I think the support from others as step parents, whether in a situation like ours or not, would be great.
As a stepmother, I find it difficult to sometimes deal with his mother, and I'm sure there are vice versa situations. I also have a hard time knowing my place in his life, and how much of a parent/friend to be to him. As well as his relationships with our children. His half brothers and soon to be half sister. I had a close relationship with him when we lived where he does, but now that there is 2000 miles between us, it's a difficult position.
There are tons of families on our situation, and probably the same frustrations.
How much is too much parenting from the step parent? Boundaries of parenting with a step child, advice on how to deal with certain situations, etc.

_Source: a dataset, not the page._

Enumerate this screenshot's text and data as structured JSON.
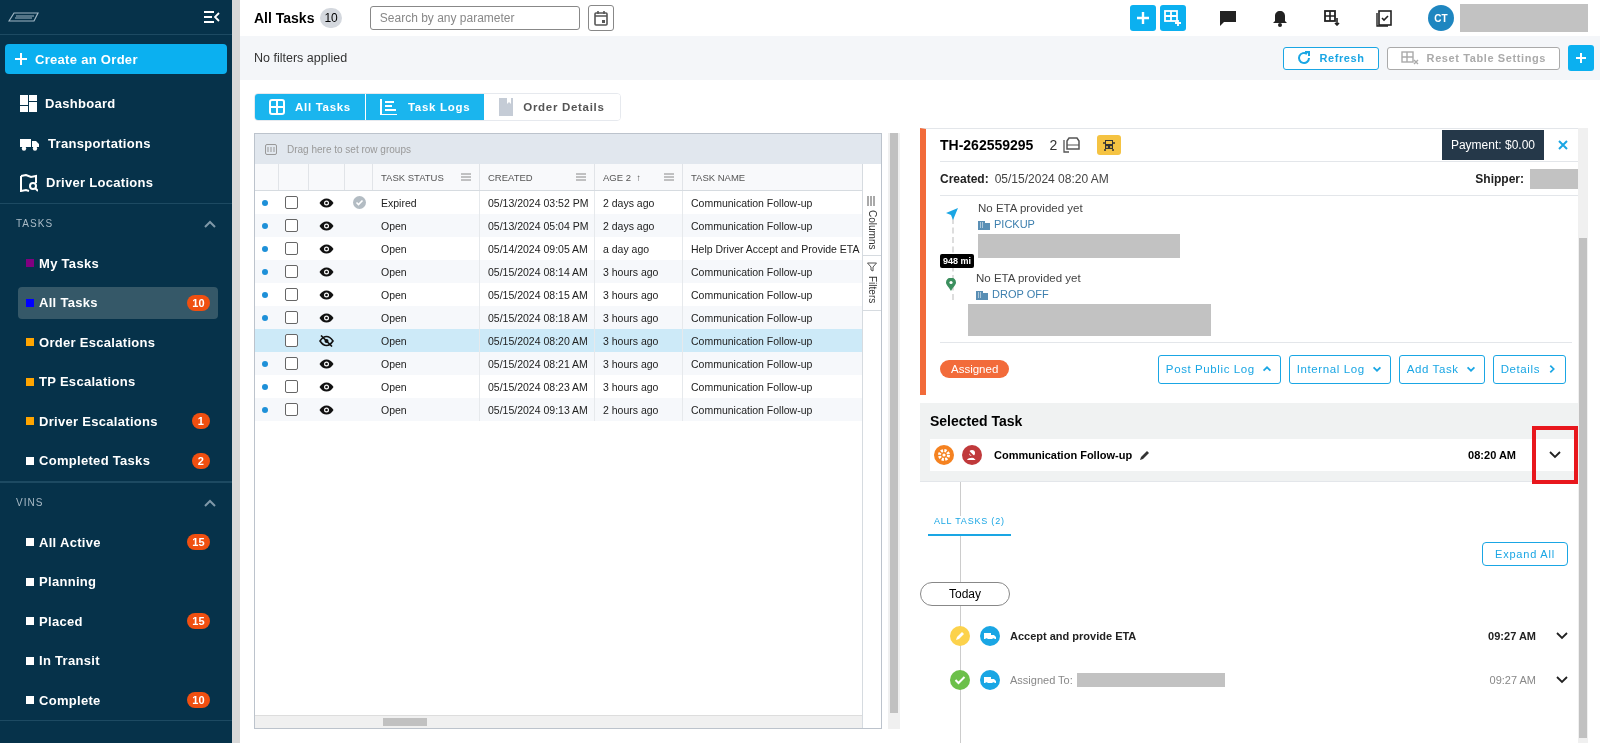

I think it would be a great support, that I know I could use!
AWESOME idea!!!!!!!! I have a huge blended family. I have 3 children from a previous marrage and DH has 2 children from a previous relationship and we have 1 together soon to be 2! I would love to have this as a resource when I need itand I often do!
I agree there are lots of issues surounding step parenting. I would suggest that instead of adding another board, the name of Blended Families be changed to include these types of situations. Blended families isn't that active and if we called it Step-pareting/Blended Families, it might drum up some more activity there.
I agree there are lots of issues surounding step parenting. I would suggest that instead of adding another board, the name of Blended Families be changed to include these types of situations. Blended families isn't that active and if we called it Step-pareting/Blended Families, it might drum up some more activity there.[/b]
That sounds like an excellent idea Rachel!
Thank you KimberlyD0 for my absolutely beautiful siggy!
Location: Jersey now, but my heart and soul is in the boondocks, Arkansas that is
i would love to be a part of a step parenting board...i have two teenage stepdaughters (14 and 15)...and i have to agree..sometimes you just dont know where that line is...esp. when they come to you about personal things...do i try to help them out..and step on their mommas toes...if i tell them to ask their mom, or dad then they feel like i dont care...its a catch 22....im very close to my step daughters, and i am thrilled that they feel comfertable enough with me and trust my opions enough to come to me and talk to me about things..even personal things that they dont always feel comfy talking to mom or dad about...but..where is that line...also sometimes...i feel like i cross the line in making suggestions to dh about things that they are doing (things they shouldnt be) and ways to correct it....its really a hard place to be...so i would love to have a place to go and talk to others in the same situation
I think this would be a great idea. Growing up my stepmom had trouble with whether or not she should give us advice or discipline us. I think it would be a great board for step-parents to discuss their problems and issues. Very resourceful!